Dumas believed in the revolution, which occurred in 1789, and fought for the revolutionary army, which battled several European nations. As the commander of the Army of the Alps, he won a great victory against the Austrians at Mont Cenis, and distinguished himself at the siege of Mantua (one of the book's strengths is the coverage of the ever-shifting geopolitical state of Italy).

Of course, when writing about France at this time period, the name of Napoleon Bonaparte pops up, and here is where the book gets really interesting. Napoleon will praise Dumas for his victories, but the two will get on each other's wrong side. Dumas accompanies Napoleon on his Egyptian campaign, which was really a major bust (the fleet was destroyed by Admiral Nelson in the Battle of Alexandria) but somehow Napoleon returned a hero. Dumas, who perhaps had been seen as a rival by the future emperor, left Egypt in disgust to go home, but got captured after coming to port in what was then the Kingdom of Naples, where he was imprisoned.

Reiss, who wrote the book based on his childhood fascination with the memoir by the Alexandre Dumas the writer, of course points out the parallels with the general's life and the novels of the son. The most obvious is Dumas' imprisonment, and its similarities to Edmond Dantes' in The Count of Monte Cristo. He is imprisoned for no stated reason, and treated abysmally. He will get sick (going deaf in one ear and blind in one eye) and will never fully recover. But eventually he is released and sires the boy who will tell his story.
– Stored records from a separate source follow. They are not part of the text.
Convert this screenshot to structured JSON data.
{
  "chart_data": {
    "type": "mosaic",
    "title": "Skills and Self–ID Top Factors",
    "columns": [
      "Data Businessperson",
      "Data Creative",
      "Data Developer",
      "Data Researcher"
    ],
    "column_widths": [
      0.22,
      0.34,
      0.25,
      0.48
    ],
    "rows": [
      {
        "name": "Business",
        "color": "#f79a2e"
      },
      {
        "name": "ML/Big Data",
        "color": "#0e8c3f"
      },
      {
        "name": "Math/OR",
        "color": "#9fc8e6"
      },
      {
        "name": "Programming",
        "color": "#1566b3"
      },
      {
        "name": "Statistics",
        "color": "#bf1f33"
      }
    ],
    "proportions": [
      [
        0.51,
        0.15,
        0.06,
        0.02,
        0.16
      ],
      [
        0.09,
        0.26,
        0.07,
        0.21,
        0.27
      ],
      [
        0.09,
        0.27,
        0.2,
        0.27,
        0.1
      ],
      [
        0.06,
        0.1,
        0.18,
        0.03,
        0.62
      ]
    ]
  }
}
This is a great read, greatly enhanced by its style, which is decidedly unstuffy. Not only does Reiss boil down some big subjects in edible portions, but he has some great asides. The footnotes are some of the best reading--there are some great tidbits in them, on topics as varied as the Maltese falcon, the decapitating qualities of the Mameluke sword, the history of the enema, and the doctor who theorized that masturbation caused blindness.

Reiss also enables us to get invested in Dumas, so that when we read about how the strides the revolution made in equality (he spends equal time on the Terror, when you could lose your head quite easily) were undone after the rise of Napoleon: "There were many things wrong with the French Republic at the time of Napoleon's coup, but there was one thing most modern people would see as marvelously right: it offered basic rights and opportunities to people regardless of the color of their skin."  But under Napoleon's reign these rights slowly eroded, until they were but a memory.